An estimated 4 to 14 percent of preschoolers have moderate farsightedness, or hyperopia, but it often goes undetected in younger children. When moderate farsightedness is found, glasses aren’t always recommended because there’s disagreement about whether vision correction is appropriate for these children.
But an increasing body of evidence is showing that moderately farsighted 4- and 5-year-olds are at risk of struggling with the building blocks of learning, said Marjean Taylor Kulp, professor of optometry at The Ohio State University.
|Marjean Taylor Kulp|
“We knew from our previous work that preschool and kindergarten children with uncorrected farsightedness have decreased early literacy, and this new study shows that there are even more deficits in these children early on,” she said.
In the new study, which appears this month in the journal Optometry and Vision Science, Kulp and her collaborators tested children with and without farsightedness to evaluate their attention, visual perception and the ability to integrate visual perception and motor skills.
Tests for visual attention (the ability to zero in on some visual stimuli and ignore others) included looking at a picture, such as a butterfly, and finding the matching pictures in an array of images.
Overall, the children who were moderately farsighted based on results of eye exams performed at the start of the study were significantly more likely to have poorer scores on the attention-related tests.
While some children were able to focus their eyes and adjust for their farsightedness, others who were not able to do this and struggled to see close-up had lower scores on tests of visual attention, visual perception and visual-motor integration (eye-hand coordination or copying skills).
The study included 244 children with moderate farsightedness and 248 children with normal vision. Most were enrolled in a preschool Head Start programs in Pennsylvania, Ohio or Massachusetts. The researchers accounted for differences in age, sex, parental education and race.
The Vision In Preschoolers – Hyperopia In Preschoolers study group’s previous research found that children with uncorrected farsightedness lose ground on reading skills before they start first grade.
Though this study didn’t look specifically at the link between attention and learning, previous research has established that difficulties with attention can stand in the way of greater success in the classroom.
The researchers have applied for funding to do a follow-up study to determine the effect of glasses to correct farsightedness on these deficits.

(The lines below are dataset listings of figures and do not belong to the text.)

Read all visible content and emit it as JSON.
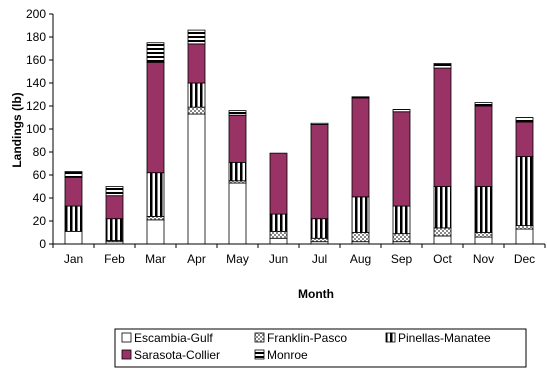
{
  "chart_data": {
    "type": "bar",
    "stacked": true,
    "xlabel": "Month",
    "ylabel": "Landings (lb)",
    "ylim": [
      0,
      200
    ],
    "yticks": [
      0,
      20,
      40,
      60,
      80,
      100,
      120,
      140,
      160,
      180,
      200
    ],
    "categories": [
      "Jan",
      "Feb",
      "Mar",
      "Apr",
      "May",
      "Jun",
      "Jul",
      "Aug",
      "Sep",
      "Oct",
      "Nov",
      "Dec"
    ],
    "legend_position": "bottom",
    "series": [
      {
        "name": "Escambia-Gulf",
        "pattern": "white",
        "color": "#ffffff",
        "values": [
          11,
          2,
          21,
          113,
          53,
          5,
          2,
          2,
          2,
          7,
          6,
          13
        ]
      },
      {
        "name": "Franklin-Pasco",
        "pattern": "check",
        "color": "#b0b0b0",
        "values": [
          0,
          1,
          3,
          6,
          2,
          6,
          3,
          8,
          7,
          7,
          4,
          3
        ]
      },
      {
        "name": "Pinellas-Manatee",
        "pattern": "vstripe",
        "color": "#000000",
        "values": [
          22,
          19,
          38,
          21,
          16,
          15,
          17,
          31,
          24,
          36,
          40,
          60
        ]
      },
      {
        "name": "Sarasota-Collier",
        "pattern": "solid",
        "color": "#993366",
        "values": [
          25,
          20,
          96,
          34,
          41,
          53,
          82,
          86,
          82,
          103,
          70,
          30
        ]
      },
      {
        "name": "Monroe",
        "pattern": "hstripe",
        "color": "#000000",
        "values": [
          5,
          8,
          17,
          12,
          4,
          0,
          1,
          1,
          2,
          4,
          3,
          4
        ]
      }
    ]
  }
}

Until that work is complete, it remains unclear whether prescribing glasses to children in this age group will help with the setbacks the researchers have discovered, Kulp said.
In the meantime, Kulp said it’s important to recognize that moderate farsightedness
has the potential to create hurdles to learning and literacy.
“It’s important for us to identify these children and especially identify those who are having learning difficulties because of their vision,” she said.
The National Eye Institute supported the study.
Other researchers who were part of the Vision In Preschoolers – Hyperopia In Preschoolers study were Elise Ciner, of Salus University at the Pennsylvania College of Optometry, Maureen Maguire, Maxwell Pistilli and Gui-shuang Ying of the University of Pennsylvania; Bruce Moore, of the New England College of Optometry; Lynn Cyert, of Northeastern State University; T. Rowan Candy, of Indiana University; and Graham Quinn, of Children’s Hospital of Philadelphia.